Decent food at fair prices can’t always be guaranteed in the city centre, but luckily, the centrally located Meat & Greet Burgerhouse meets both criteria. As the name suggests, meat dishes predominate, with a focus on traditional Czech or contemporary beef or pork-based dishes, as well as burgers and chicken. At lunchtime, the restaurant offers three main courses and one soup course. Bear in mind that it gets very busy with local office workers, so arrive early to avoid the lunchtime crush.
Prague’s small but enterprising Georgian community has popularised restaurants specialising in soup, and the name of this popular little joint means ‘soup cafeteria’. Polévkárna Paní Mančo doesn’t have a lunch menu as such, but serves several varieties of soup – Georgian, Czech and international – throughout the day.
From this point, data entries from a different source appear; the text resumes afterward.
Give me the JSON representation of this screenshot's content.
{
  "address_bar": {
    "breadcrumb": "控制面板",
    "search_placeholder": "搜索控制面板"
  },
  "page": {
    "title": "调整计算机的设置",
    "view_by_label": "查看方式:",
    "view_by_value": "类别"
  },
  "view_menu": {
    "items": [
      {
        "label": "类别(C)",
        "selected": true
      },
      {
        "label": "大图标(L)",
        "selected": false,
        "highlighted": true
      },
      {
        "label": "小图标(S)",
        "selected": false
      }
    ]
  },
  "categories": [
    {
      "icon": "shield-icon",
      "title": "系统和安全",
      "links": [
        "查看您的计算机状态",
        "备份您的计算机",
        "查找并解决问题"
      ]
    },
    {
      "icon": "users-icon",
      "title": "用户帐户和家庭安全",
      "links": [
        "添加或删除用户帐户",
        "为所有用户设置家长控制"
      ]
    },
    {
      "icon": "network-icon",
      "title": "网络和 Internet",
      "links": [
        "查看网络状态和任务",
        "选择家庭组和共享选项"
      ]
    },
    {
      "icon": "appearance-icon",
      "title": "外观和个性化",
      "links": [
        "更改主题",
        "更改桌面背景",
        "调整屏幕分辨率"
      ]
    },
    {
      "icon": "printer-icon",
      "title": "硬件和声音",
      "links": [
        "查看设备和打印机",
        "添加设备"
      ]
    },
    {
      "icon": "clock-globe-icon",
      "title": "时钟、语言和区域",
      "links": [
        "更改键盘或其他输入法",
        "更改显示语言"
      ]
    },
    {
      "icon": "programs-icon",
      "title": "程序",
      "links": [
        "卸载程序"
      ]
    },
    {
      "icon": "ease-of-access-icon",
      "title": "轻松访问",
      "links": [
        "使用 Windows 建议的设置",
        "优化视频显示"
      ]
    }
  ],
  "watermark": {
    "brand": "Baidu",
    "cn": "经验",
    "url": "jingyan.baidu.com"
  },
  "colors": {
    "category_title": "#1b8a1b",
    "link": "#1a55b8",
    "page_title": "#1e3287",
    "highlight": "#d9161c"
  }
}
Look out for the charčo, a thick, filling soup with walnuts. They also make a sinfully good khachapuri, a cheese-filled flatbread. Visitors can also try Georgian-style open sandwiches and a selection of healthy salads.
If visitors to Prague’s Holešovice district find themselves feeling peckish, they can join the office crowds making their way to Puzzle Salads for a quick and satisfying meal. One of a new range of stylish, excellent-value eateries with an emphasis on healthy food and imaginative menus, the restaurant opens during working hours and on weekdays. As well as salads, a filling daily soup and a main course option are available. There is also a takeaway service.
A short hop east of the historic centre, the narrow gridiron strip of Karlín has been transformed after the 2002 floods, and the subsequent regeneration has fuelled a restaurant boom, particularly on and around Křižíkova street. Krystal Bistro is an example of the new breed of affordable and stylish new restaurants serving quality traditional Czech dishes with a French twist.